[photopress:shanghaiwinter.jpg,full,alignright]Beijing has already issued its first batch of measures to help cool down the city’s real estate sector. Shanghai is now awaiting a similar package.
A source told China Daily News, ‘Shanghai Administration Bureau of Housing, Land and Resources (SABHLR) completed the first draft of its macro-control measures about six weeks ago. It was previously supposed to be issued soon after the National Day Holiday, but now it seems its publication will be postponed further.’
Shanghai’s measures are expected to cover house structure, foreign investment, land management and low-cost accommodation.
Shenzhen was the first city on the Chinese mainland to issue local cool-down measures based on the central government’s policies. Shenzhen took the lead in strictly enforcing the structural standard known as the 70/90 policy, which means that 90-square-metre houses account for 70 percent of residential property projects, but was criticized by some developers and experts in Shanghai for ‘blindly following the central government.’

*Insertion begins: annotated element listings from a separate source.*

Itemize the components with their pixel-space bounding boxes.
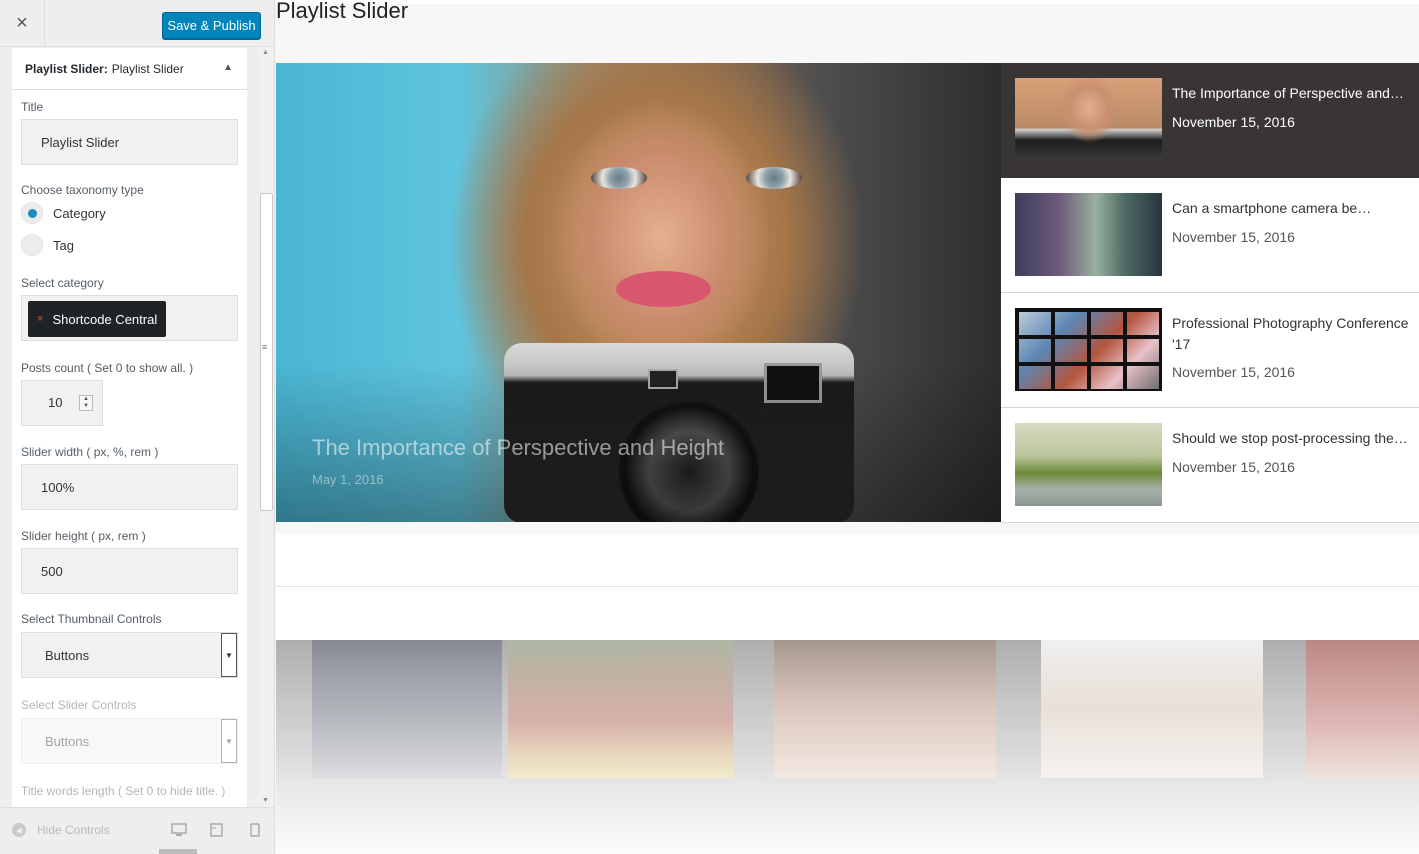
customizer-footer: ◀ Hide Controls [0, 807, 274, 854]
close-customizer-button[interactable]: × [0, 0, 45, 47]
slide-date: May 1, 2016 [312, 472, 384, 487]
slider-controls-value: Buttons [45, 733, 90, 749]
thumb-controls-value: Buttons [45, 647, 90, 663]
site-preview: Playlist Slider The Importance of Perspe… [276, 0, 1419, 854]
gallery-fade-overlay [276, 640, 1419, 854]
playlist-item-title: The Importance of Perspective and… [1172, 85, 1404, 101]
radio-category-label: Category [53, 205, 106, 221]
preview-spacer [276, 534, 1419, 586]
playlist-item[interactable]: The Importance of Perspective and… Novem… [1001, 63, 1419, 178]
sidebar-scrollbar[interactable]: ▲ ≡ ▼ [259, 47, 274, 807]
playlist-thumbnail [1015, 308, 1162, 391]
playlist-item-date: November 15, 2016 [1172, 114, 1295, 130]
mobile-icon[interactable] [250, 823, 260, 837]
slide-caption[interactable]: The Importance of Perspective and Height [312, 435, 724, 461]
thumb-controls-label: Select Thumbnail Controls [21, 612, 162, 626]
playlist-item-title: Professional Photography Conference '17 [1172, 315, 1409, 352]
slider-width-label: Slider width ( px, %, rem ) [21, 445, 159, 459]
title-words-label: Title words length ( Set 0 to hide title… [21, 784, 226, 798]
slider-width-input[interactable]: 100% [21, 464, 238, 510]
save-publish-button[interactable]: Save & Publish [162, 12, 261, 39]
radio-category[interactable]: Category [21, 202, 106, 224]
section-title: Playlist Slider [111, 61, 184, 76]
title-input[interactable]: Playlist Slider [21, 119, 238, 165]
widget-title: Playlist Slider [276, 0, 409, 23]
playlist-item-title: Can a smartphone camera be… [1172, 200, 1372, 216]
playlist: The Importance of Perspective and… Novem… [1001, 63, 1419, 523]
remove-token-icon[interactable]: × [37, 313, 43, 325]
hide-controls-button[interactable]: ◀ Hide Controls [12, 823, 110, 837]
taxonomy-label: Choose taxonomy type [21, 183, 144, 197]
controls-scroll-area[interactable]: Playlist Slider: Playlist Slider ▲ Title… [0, 47, 258, 807]
collapse-arrow-icon[interactable]: ▲ [223, 62, 233, 73]
radio-button[interactable] [21, 234, 43, 256]
scroll-down-icon[interactable]: ▼ [262, 797, 269, 804]
radio-button-checked[interactable] [21, 202, 43, 224]
playlist-item-date: November 15, 2016 [1172, 459, 1295, 475]
playlist-thumbnail [1015, 423, 1162, 506]
dropdown-caret-icon[interactable]: ▼ [221, 719, 237, 763]
playlist-item[interactable]: Should we stop post-processing the… Nove… [1001, 408, 1419, 523]
playlist-item-date: November 15, 2016 [1172, 364, 1295, 380]
playlist-thumbnail [1015, 193, 1162, 276]
slider-height-label: Slider height ( px, rem ) [21, 529, 146, 543]
radio-tag-label: Tag [53, 237, 74, 253]
playlist-item[interactable]: Professional Photography Conference '17 … [1001, 293, 1419, 408]
playlist-item[interactable]: Can a smartphone camera be… November 15,… [1001, 178, 1419, 293]
title-label: Title [21, 100, 44, 114]
active-device-indicator [159, 849, 197, 854]
customizer-sidebar: × Save & Publish Playlist Slider: Playli… [0, 0, 275, 854]
category-token-label: Shortcode Central [52, 311, 158, 327]
category-multiselect[interactable]: × Shortcode Central [21, 295, 238, 341]
dropdown-caret-icon[interactable]: ▼ [221, 633, 237, 677]
scroll-up-icon[interactable]: ▲ [262, 49, 269, 56]
hide-controls-label: Hide Controls [37, 823, 110, 837]
spin-arrows-icon[interactable]: ▲ ▼ [79, 395, 93, 411]
slider-controls-select[interactable]: Buttons ▼ [21, 718, 238, 764]
scrollbar-thumb[interactable] [260, 193, 273, 511]
playlist-item-date: November 15, 2016 [1172, 229, 1295, 245]
thumb-controls-select[interactable]: Buttons ▼ [21, 632, 238, 678]
playlist-thumbnail [1015, 78, 1162, 161]
posts-count-value: 10 [48, 395, 63, 410]
playlist-item-title: Should we stop post-processing the… [1172, 430, 1408, 446]
radio-tag[interactable]: Tag [21, 234, 74, 256]
widget-form: Title Playlist Slider Choose taxonomy ty… [12, 90, 247, 807]
posts-count-stepper[interactable]: 10 ▲ ▼ [21, 380, 103, 426]
tablet-icon[interactable] [210, 823, 223, 837]
desktop-icon[interactable] [171, 823, 187, 837]
grip-icon: ≡ [262, 342, 268, 352]
collapse-icon: ◀ [12, 823, 26, 837]
posts-count-label: Posts count ( Set 0 to show all. ) [21, 361, 194, 375]
category-label: Select category [21, 276, 104, 290]
slide-image-detail [591, 167, 647, 189]
category-token[interactable]: × Shortcode Central [28, 301, 167, 337]
slider-height-input[interactable]: 500 [21, 548, 238, 594]
preview-spacer [276, 586, 1419, 640]
section-header[interactable]: Playlist Slider: Playlist Slider ▲ [12, 48, 247, 90]
section-title-prefix: Playlist Slider: [25, 61, 108, 76]
customizer-header: × Save & Publish [0, 0, 274, 47]
slider-controls-label: Select Slider Controls [21, 698, 137, 712]
slide-image-detail [616, 271, 711, 307]
preview-top-strip [276, 0, 1419, 4]
main-slide[interactable]: The Importance of Perspective and Height… [276, 63, 1001, 522]
slide-image-detail [746, 167, 802, 189]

CB Richard Ellis, a foreign property agent, has already conducted a research on macro-control policies adopted by cities such as Shenzhen, Dalian, Nanjing and Beijing, analyzing the impact of the policy’s enforcement on the property market in these cities.
There were worries that tough regulation will harm the market. The source said, ‘The break in the capital flow due to banks’ loan and mortgage controls has already happened in Shanghai. If the property policies in Shanghai are too harsh, this will further accelerate the pace of the reshuffle in the market.’
Property insiders generally believe that Shanghai will require 50 percent of residential property projects to be homes of less than 90 square meters within the city’s inner ring road.
Between the city’s inner and outer ring roads, the figure is expected to be 70 percent, while it believed it will be between 74 and 80 percent outside the outer ring road.